Organizações populares elaboraram um projeto de
iniciativa popular com 33 artigos para regulamentar o que diz a
Constituição em relação às rádios e televisões brasileiras
04/07/2013
Maria Mello
de Brasília (DF)
Do
alto do prédio, escorada em uma parede, a repórter entra ao vivo no
intervalo do jogo para atualizar a situação de confronto na manifestação
que acontece lá embaixo, na rua já praticamente esvaziada. Seu cameraman tenta aproximar a imagem das pessoas e quase perde o foco.
A
cena poderia remeter, à primeira vista, a um possível resguardo dos
profissionais de comunicação em relação à violência policial deflagrada
nos protestos recentes, que não poupou nem jornalistas. Um olhar mais
atento, porém, revela que o temor ali era outro: o de que se tornassem
alvos dos manifestantes.
Por que a marca das
grandes emissoras de televisão nos microfones, coletes e veículos se
converteu, tão rapidamente quanto os levantes, em objeto recorrente de
protestos nas manifestações em todo o país?
A
evidente "virada" editorial empreendida pela cobertura feita do alto dos
helicópteros das redes de televisão ao longo das últimas semanas pode
ser uma pista da insatisfação da juventude em relação aos meios de
comunicação tradicionais. O que de início fora taxado pelo paladino da
democracia ditada pelos barões da mídia, Arnaldo Jabor, de "burrice
levada a cabo por revoltosos de classe média que não valem 20 centavos"

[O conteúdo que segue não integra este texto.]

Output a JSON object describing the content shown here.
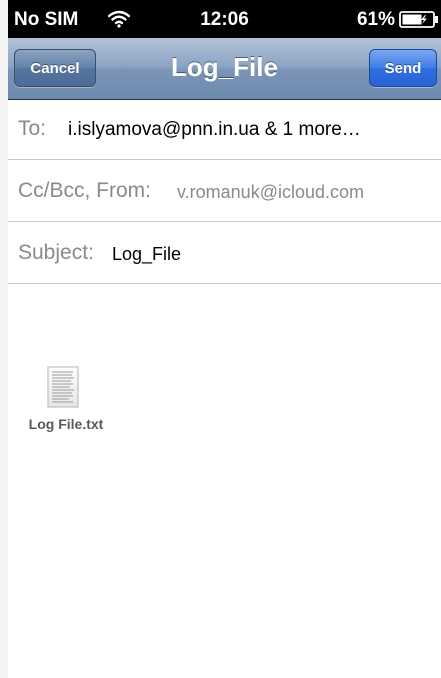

se tornou, dois dias depois, um "momento histórico lindo e novo".
Transfigurar
as variadas pautas populares - em grande medida emanadas das redes
sociais, que se estabelecem como canais de comunicação não mediada cada
vez mais presentes na vida política do país - em clamores
especificamente relacionados aos seus interesses, impondo bandeiras
genéricas e antipartidárias e ditando comportamentos potencialmente
reacionários, tem sido a tônica atual da cobertura da mídia
oligopolizada brasileira.
É frente a este cenário
que movimentos sociais de todo o país vêm promovendo assembleias
populares e aulas públicas, nas ruas, para discutir a cobertura das
manifestações e a necessidade de fazer avançar políticas públicas que
contribuam para reverter o quadro de concentração midiática que obstrui a
efetiva liberdade de expressão no Brasil.
Nelas,
são discutidos temas como a universalização da banda larga, o Marco
Civil da Internet - Projeto de Lei que garante a liberdade de expressão e
o direito à privacidade do usuário - e o Projeto de Lei da Mídia
Democrática, lançado em maio passado, que pretende ampliar a liberdade
de expressão e promover a diversidade e a pluralidade de opiniões nos
meios de comunicação. O projeto, de iniciativa popular, traz em 33
artigos propostas para regulamentar o que diz a Constituição em relação
às rádios e televisões brasileiras.
A marca de 1
milhão e trezentas mil assinaturas colocará o texto em debate no
Congresso Nacional. "Vamos levá-lo para as ruas e recolher as
assinaturas necessárias. Se esse projeto não veio de quem tinha de fazer
- o governo brasileiro e o Congresso -, virá da mão do povo", aponta
Rosane Bertotti, coordenadora do Fórum Nacional pela Democratização da
Comunicação (FNDC), entidade que impulsionou a criação do projeto. Os
materiais de divulgação e o kit para coleta de assinaturas podem ser
encontrados em www.paraexpressaraliberdade.org.br.
Além
dos debates públicos, também estão sendo agendados em todo o país
protestos em frente às sedes da TV Globo - símbolo máximo da estrutura
midiática concentrada - e de outras empresas representantes da hegemonia
dos conglomerados de mídia nos estados.